Can you test if the buffer actually holds up to 6 samples?

It will prevent you from pushing more only in debug configuration with asserts. Too many PushBack with not enough PopFronts can be considered undefined. I check if the pointers to elements map to offsets that I would expect, so if you don't abuse it, it's working ok.

dali/kernels/imgproc/convolution/convolution_cpu.h

klecki · 2020-06-05T19:06:28Z

!build

dali-automaton · 2020-06-05T19:11:01Z

CI MESSAGE: [1374247]: BUILD STARTED

dali-automaton · 2020-06-05T19:45:58Z

CI MESSAGE: [1374247]: BUILD FAILED

klecki · 2020-06-05T20:48:21Z

!build

dali-automaton · 2020-06-05T21:27:29Z

CI MESSAGE: [1374667]: BUILD STARTED

dali-automaton · 2020-06-05T23:25:56Z

CI MESSAGE: [1374667]: BUILD PASSED

JanuszL · 2020-06-08T16:54:49Z

dali/kernels/imgproc/convolution/convolution_cpu.h

+        out_axis[xout * channels + c] = ConvertSat<Out>(acc * scale);
+      }
+    }
+    // hotfix?


As I mentioned in PR description, there is one case with window > image, I think I can either stop here or run through the loops below.
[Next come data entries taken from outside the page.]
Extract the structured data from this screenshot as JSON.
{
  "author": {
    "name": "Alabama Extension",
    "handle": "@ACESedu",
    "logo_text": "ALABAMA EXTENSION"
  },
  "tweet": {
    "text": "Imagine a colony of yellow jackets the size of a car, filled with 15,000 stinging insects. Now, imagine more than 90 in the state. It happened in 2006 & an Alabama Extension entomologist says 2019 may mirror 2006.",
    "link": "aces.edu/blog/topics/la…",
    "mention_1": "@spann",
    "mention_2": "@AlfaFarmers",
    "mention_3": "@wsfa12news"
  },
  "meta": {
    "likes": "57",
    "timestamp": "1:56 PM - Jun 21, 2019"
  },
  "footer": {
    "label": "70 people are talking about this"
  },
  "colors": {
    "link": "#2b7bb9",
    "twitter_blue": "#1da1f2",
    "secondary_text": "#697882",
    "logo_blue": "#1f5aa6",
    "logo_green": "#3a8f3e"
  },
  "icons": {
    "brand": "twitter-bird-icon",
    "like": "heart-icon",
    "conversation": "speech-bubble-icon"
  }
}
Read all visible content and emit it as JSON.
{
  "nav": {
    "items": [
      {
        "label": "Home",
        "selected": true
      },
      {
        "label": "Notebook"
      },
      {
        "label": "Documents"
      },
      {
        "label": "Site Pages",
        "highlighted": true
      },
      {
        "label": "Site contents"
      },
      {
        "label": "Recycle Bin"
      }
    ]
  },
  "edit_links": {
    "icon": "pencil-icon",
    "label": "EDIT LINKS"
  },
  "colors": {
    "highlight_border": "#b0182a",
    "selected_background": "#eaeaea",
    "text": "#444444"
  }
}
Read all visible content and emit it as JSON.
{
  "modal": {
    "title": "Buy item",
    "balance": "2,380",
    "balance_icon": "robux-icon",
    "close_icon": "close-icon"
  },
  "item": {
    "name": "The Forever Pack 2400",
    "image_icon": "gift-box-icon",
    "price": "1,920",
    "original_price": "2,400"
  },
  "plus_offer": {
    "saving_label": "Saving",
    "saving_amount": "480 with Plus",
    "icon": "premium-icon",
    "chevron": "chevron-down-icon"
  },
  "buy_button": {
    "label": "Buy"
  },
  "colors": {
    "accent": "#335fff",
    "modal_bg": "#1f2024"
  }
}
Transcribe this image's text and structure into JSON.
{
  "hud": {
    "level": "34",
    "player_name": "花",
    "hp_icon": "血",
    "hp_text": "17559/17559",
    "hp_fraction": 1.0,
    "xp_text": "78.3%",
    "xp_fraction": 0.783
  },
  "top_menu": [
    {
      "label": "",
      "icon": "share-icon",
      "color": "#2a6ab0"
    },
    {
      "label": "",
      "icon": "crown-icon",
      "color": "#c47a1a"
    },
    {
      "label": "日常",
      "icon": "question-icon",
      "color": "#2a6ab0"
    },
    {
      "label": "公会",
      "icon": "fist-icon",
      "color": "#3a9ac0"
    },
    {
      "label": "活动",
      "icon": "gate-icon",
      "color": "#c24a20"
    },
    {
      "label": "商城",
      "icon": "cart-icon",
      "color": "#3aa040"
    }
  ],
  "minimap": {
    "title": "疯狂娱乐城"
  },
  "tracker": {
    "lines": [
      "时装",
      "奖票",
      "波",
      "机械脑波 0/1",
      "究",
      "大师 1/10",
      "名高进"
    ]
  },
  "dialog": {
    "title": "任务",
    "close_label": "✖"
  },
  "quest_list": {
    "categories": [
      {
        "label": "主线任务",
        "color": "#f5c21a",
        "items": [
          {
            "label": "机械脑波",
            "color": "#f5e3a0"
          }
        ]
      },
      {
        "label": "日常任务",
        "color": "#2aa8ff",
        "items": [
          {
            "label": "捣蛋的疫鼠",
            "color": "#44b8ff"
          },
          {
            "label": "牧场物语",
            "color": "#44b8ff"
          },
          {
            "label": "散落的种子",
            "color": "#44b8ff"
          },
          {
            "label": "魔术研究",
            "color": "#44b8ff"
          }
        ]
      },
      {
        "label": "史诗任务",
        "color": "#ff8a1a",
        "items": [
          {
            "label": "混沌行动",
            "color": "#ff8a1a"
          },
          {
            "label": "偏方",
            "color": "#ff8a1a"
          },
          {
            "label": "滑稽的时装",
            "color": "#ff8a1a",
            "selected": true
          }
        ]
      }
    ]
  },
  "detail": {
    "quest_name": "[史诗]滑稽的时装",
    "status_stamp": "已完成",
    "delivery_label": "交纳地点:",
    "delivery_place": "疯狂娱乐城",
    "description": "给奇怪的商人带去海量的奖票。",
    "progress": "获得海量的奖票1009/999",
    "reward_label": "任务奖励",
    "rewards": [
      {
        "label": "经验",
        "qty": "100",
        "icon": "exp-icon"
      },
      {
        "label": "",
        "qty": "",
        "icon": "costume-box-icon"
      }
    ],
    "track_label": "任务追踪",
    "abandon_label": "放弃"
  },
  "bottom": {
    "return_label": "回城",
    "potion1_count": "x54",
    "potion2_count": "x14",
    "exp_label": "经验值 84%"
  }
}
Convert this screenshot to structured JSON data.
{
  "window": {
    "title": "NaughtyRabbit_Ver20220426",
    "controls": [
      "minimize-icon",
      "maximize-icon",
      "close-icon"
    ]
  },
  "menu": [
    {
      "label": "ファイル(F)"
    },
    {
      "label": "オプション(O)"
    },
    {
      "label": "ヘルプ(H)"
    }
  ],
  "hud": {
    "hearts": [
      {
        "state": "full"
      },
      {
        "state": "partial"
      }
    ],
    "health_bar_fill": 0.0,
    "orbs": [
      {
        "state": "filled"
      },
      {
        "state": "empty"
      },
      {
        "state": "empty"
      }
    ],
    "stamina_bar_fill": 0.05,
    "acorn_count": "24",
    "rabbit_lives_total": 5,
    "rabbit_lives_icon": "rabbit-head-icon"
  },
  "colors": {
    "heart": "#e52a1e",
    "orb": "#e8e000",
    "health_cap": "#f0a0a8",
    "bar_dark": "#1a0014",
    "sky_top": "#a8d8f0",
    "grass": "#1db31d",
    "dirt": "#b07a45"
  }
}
I don't know which is better and if that's all.

Early exit sounds better.

mzient · 2020-06-08T17:19:36Z

dali/kernels/imgproc/convolution/convolution_cpu.h

+    // this is probably not true, after we skipped the loop above
+    // x0 = axis_size - window_size + 1;
+    // xout = x0 + radius;
+    x0 = flat_x / channels;
+    xout = flat_xout / channels;
+    // we either stopped with (full window - 1) fitting before the end of image,
+    // or we reached the end?


These comments are quite confusing.

mzient · 2020-06-08T17:21:13Z

dali/kernels/imgproc/convolution/convolution_cpu.h

+    }
+    // hotfix?
+    // if (xout == axis_size) {
+    //   return;


Not return, but break.

It's better to exit here or to allow it to run through all the loops?
Do you see any other edge case than the one with window > image?

Actually, not even break - this should be a continue - there are still outer dimensions to process. However, it's an edge case and maybe it's not worth checking, since in 99% cases it just won't happen and the loops would be empty anyway - so on average there's a performance penalty of additional if - and, to corroborate the hypothesis that this special case is a bad idea, we've both made a mistake here already (return/break instead of continue).

Yeah, I let it go through all the loops, recovering the non-flattened index.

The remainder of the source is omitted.